L’evoluzione secondo etica e scienza

Di Massimiliano Fanni Canelles

L’età sempre più avanzata in cui si decide di intraprendere una gravidanza, l’inquinamento ambientale che riduce la fertilità ed il progresso scientifico nella diagnosi prenatale sono i fattori che inducono una coppia ad avvicinarsi al mondo della medicina riproduttiva. In questo settore, in particolare nella procreazione assistita, le tecniche divenute più familiari al grande pubblico sono la fecondazione in vitro (FIVET), l’iniezione intracitoplasmatica dello spermatozoo (ICSI) e l’inseminazione intrauterina (IUI).
In Italia, queste procedure sono disciplinate dalla legge 40, entrata in vigore nel 2004. Essa ammette il ricorso a questa specialità medica in caso di «problemi riproduttivi derivanti dalla sterilità o dalla infertilità umana (…) qualora non vi siano altri metodi terapeutici efficaci per rimuovere le cause di sterilità o infertilità (…) finalizzata ad un unico e contemporaneo impianto, e comunque non superiore a tre».
La stessa fonte vieta il ricorso alla fecondazione eterologa (donatore esterno) e l’utilizzo dell’embrione per sperimentazioni. E’ consentito un unico e contemporaneo impianto di non più di tre embrioni ed è proibita la conservazione degli stessi tramite crioconservazione. E’, inoltre, vietata la selezione dell’embrione sano anche nei casi di possibili malattie ereditarie.

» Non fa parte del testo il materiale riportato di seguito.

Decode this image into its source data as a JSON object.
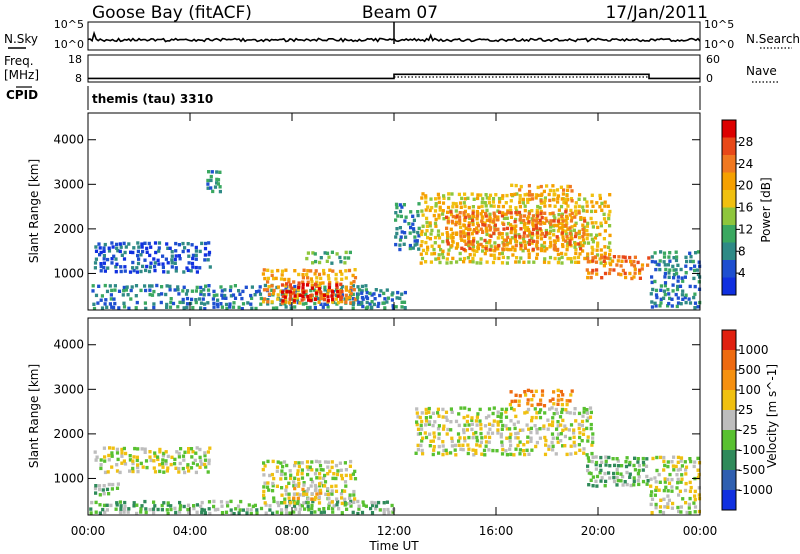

In seguito ad un acceso dibattito etico-scientifico, questi ultimi punti sono stati dichiarati illegittimi dalla Corte Costituzionale. Una sentenza della Corte europea per i Diritti dell’Uomo ha inoltre stabilito che consentire per legge alle coppie sterili di ricorrere alla fecondazione in vitro eterologa non viola più la Convenzione europea dei Diritti dell’Uomo. A causa di questi interventi successivi, la 40 risulta oggi confusa, foriera di conseguenze inapplicabili e fonte di imbarazzo nei centri specialistici di medicina della procreazione.
Da sempre la procreazione assistita è osservata attentamente a causa dei rischi sanitari a cui sono esposti la madre ed il feto. Questi si riconducono alla sindrome da iperstimolazione ovarica ormonale, trattabile con adeguate indicazioni specialistiche. Molta attenzione è stata invece posta ai risvolti etici e morali di tali procedure, le quali coinvolgono la natura stessa dell’essere umano ed il concetto di vita.
In qualità di Presidente del Comitato Italiano Progetto Mielina, che si occupa di malattie rare neurologiche, desidero soffermare l’attenzione su un punto attualmente molto sentito e contemporaneamente contestato: mi riferisco all’ipotesi in cui i genitori siano potenzialmente portatori di malattie genetiche e desiderino per i propri figli una vita degna di essere vissuta.
In ciò assume notevole rilievo la Diagnosi Genetica Preimpianto (PGD), una procedura in cui gli embrioni prodotti con tecniche di Procreazione Umana Medicalmente Assistita (PMA) vengono analizzati e selezionati dal punto di vista genetico prima di essere trasferiti all’interno dell’utero materno.
Attualmente, nei casi in cui esista il rischio di una patologia genetica in capo al nascituro, si prevede la possibilità di eseguire la villocentesi (CVS) o l’amniocentesi. Si tratta di tecniche diagnostiche entrambe largamente utilizzate, ma possibili solo quando il feto si è già sviluppato nell’utero. In caso di riscontro positivo della malattia ereditaria, le coppie possiedono – quale unica alternativa – la scelta di interrompere la gravidanza o portarla comunque a termine. La PGD consente, invece, la selezione degli embrioni esenti dalla patologia. Evita, pertanto, che venga impiantato l’abbozzo cellulare malato il quale, in seguito, formerà l’embrione ed il feto.
Come Uomo, come cattolico, come cittadino, mi domando se sia più etico permettere di bloccare una vita esattamente come avviene nella contraccezione da spirale intrauterina – che impedisce l’impianto dell’embrione – oppure costringere all’aborto terapeutico, quando ormai braccia, testa ed organi interni, quali il cuore ed il cervello, si sono già sviluppati. Penso sia evidente come una legge che obbliga in tal senso possa considerarsi un’offesa all’intelligenza e alla dignità umana.